What is speech delay/disorder?

During the early preschool years, some children’s speech is easier to understand than others. Children who are more difficult to understand may be developing their speech skills at a slower rate than their peers.

Each sound has an expected age-range for when it should be correctly articulated. Speech sound delays/disorders include problems with articulation (making/being able to produce correct sounds) and phonology (sound patterns).

An articulation difficulty occurs when a child has difficulty saying certain consonants and vowels. This means the child has difficulty in forming the shapes to make those sounds.

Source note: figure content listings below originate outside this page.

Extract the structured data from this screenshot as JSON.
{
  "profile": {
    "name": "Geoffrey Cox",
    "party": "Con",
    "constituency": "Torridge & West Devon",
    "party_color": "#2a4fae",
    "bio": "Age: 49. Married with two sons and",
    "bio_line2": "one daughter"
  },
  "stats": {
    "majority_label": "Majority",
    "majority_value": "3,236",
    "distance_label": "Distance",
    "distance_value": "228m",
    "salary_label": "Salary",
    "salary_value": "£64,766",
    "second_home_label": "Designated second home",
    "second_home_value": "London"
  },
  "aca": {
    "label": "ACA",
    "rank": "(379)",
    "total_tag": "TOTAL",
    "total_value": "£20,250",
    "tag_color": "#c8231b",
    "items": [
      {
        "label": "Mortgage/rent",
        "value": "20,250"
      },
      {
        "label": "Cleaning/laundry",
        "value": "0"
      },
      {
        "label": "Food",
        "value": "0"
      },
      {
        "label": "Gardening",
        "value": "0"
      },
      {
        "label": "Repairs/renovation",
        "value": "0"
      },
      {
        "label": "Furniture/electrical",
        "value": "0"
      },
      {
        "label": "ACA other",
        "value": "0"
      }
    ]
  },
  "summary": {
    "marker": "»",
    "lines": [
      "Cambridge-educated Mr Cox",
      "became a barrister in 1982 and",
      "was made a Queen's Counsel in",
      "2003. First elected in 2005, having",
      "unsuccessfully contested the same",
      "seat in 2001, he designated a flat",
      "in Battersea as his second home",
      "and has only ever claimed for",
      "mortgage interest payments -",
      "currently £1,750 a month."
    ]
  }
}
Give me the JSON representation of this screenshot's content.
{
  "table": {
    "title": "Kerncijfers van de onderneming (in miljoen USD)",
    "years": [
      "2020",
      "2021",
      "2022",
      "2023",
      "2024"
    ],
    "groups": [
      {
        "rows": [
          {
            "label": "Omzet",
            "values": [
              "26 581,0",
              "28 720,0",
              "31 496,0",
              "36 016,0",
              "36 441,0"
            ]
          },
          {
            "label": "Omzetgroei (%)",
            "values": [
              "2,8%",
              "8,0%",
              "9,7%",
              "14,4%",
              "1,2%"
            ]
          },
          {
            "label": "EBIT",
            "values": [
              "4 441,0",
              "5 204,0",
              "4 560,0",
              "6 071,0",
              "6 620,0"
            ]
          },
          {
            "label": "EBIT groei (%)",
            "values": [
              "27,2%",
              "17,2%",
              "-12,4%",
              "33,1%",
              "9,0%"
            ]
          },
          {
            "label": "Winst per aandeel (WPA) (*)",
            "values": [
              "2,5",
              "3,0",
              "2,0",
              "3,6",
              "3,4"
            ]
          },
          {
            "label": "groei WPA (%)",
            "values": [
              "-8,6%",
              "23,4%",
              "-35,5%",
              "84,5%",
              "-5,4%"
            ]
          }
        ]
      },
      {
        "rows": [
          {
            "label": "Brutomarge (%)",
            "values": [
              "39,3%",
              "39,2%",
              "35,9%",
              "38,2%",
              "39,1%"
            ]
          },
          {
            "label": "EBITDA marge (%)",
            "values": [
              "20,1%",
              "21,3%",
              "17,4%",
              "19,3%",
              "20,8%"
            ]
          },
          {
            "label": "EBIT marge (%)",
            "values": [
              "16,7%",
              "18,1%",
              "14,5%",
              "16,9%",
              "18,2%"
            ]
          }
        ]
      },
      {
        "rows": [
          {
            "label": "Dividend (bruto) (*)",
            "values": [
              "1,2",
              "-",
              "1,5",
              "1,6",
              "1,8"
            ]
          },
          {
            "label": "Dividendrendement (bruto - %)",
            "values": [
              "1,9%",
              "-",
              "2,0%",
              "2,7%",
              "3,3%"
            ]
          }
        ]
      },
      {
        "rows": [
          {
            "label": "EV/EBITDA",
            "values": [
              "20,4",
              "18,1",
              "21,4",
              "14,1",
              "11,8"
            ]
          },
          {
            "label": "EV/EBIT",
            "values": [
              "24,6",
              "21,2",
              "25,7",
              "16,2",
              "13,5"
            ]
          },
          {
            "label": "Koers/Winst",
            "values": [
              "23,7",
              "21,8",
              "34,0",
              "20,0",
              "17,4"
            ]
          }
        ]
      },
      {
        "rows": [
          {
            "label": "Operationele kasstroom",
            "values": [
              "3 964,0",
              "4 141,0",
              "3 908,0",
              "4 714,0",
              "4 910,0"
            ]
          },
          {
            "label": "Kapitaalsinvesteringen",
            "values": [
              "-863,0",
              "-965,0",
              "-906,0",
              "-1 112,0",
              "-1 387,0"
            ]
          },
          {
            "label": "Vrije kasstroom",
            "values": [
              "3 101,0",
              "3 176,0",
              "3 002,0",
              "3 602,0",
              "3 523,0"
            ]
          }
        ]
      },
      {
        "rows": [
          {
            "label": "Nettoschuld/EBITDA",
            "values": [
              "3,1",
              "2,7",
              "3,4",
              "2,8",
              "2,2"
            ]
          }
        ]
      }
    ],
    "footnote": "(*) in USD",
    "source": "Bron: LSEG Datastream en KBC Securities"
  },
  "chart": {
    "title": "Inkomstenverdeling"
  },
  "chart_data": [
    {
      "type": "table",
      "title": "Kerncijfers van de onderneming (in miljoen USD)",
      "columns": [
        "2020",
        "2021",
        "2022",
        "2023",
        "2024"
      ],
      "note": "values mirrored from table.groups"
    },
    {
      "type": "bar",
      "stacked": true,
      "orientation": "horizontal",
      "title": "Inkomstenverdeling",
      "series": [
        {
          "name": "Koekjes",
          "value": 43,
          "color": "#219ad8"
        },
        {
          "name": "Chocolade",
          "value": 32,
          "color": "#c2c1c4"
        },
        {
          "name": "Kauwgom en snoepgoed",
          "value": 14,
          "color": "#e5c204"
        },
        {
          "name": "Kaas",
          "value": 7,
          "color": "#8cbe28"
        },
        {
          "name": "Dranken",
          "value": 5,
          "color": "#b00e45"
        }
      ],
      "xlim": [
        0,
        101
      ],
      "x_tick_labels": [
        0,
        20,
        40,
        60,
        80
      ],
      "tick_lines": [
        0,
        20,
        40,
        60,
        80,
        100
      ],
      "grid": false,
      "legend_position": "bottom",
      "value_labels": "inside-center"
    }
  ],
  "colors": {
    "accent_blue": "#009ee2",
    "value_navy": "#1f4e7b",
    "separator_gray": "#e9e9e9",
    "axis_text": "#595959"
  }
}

Physical differences in the mouth can be (but not always are) the reason for articulation disorders. (e.g. missing teeth, overbite, underbite, crossbite, cleft palate, tongue tie, etc.).
A phonological delay/disorder involves patterns of sound errors. For example, if a child substitutes all sounds typically produced at the back of the mouth like “k” and “g” for those in the front of the mouth like “t” and “d” (e.g., saying “tup” for “cup” or “date” for “gate”).


‘Intelligibility’ is a term used to explain how well a child’s speech can be understood. If you, your relatives, or strangers have difficulty understanding your child some/most of the time, this may be a sign of a speech difficulty.

Signs of articulation difficulty:

An articulation disorder occurs when children have problems producing specific age expected sounds. Your child may substitute a sound, leave out, add or change the sound, which makes your child’s speech difficult to understand.

Signs of phonological difficulty:

Some examples of phonological processes include:

  • Fronting                            (car = tar)
  • Consonant harmony        (mine = mime)
  • Weak syllable deletion    (elephant = efant)
  • Cluster reduction             (spoon = poon)
  • Stopping                           (fish = pish)
  • Gliding                              (rabbit = wabbit)

Some of these may be appropriate for your child’s age & developmental stage, the speech and language therapist will determine which errors are appropriate and which are delayed for your child’s age. The speech and language therapist will give detailed information to the parent on what errors are expected at the child’s particular age.

What CAINT can do:

CAINT Speech and Language Therapists will provide an in-depth assessment of your child’s speech followed by an evidence based treatment plan with individualized goals to suit your child’s speech difficulties (articulation or phonological difficulties) if necessary. To maximise support for your child’s speech development, CAINT Speech and Language Therapists will provide you with a homework program to continue work at home. CAINT Speech and Language Therapists will also provide you and/or the teacher with useful advice about how you can ensure the skills you and your child learn within the therapy sessions can be transferred and maintained at home and/or in the school setting.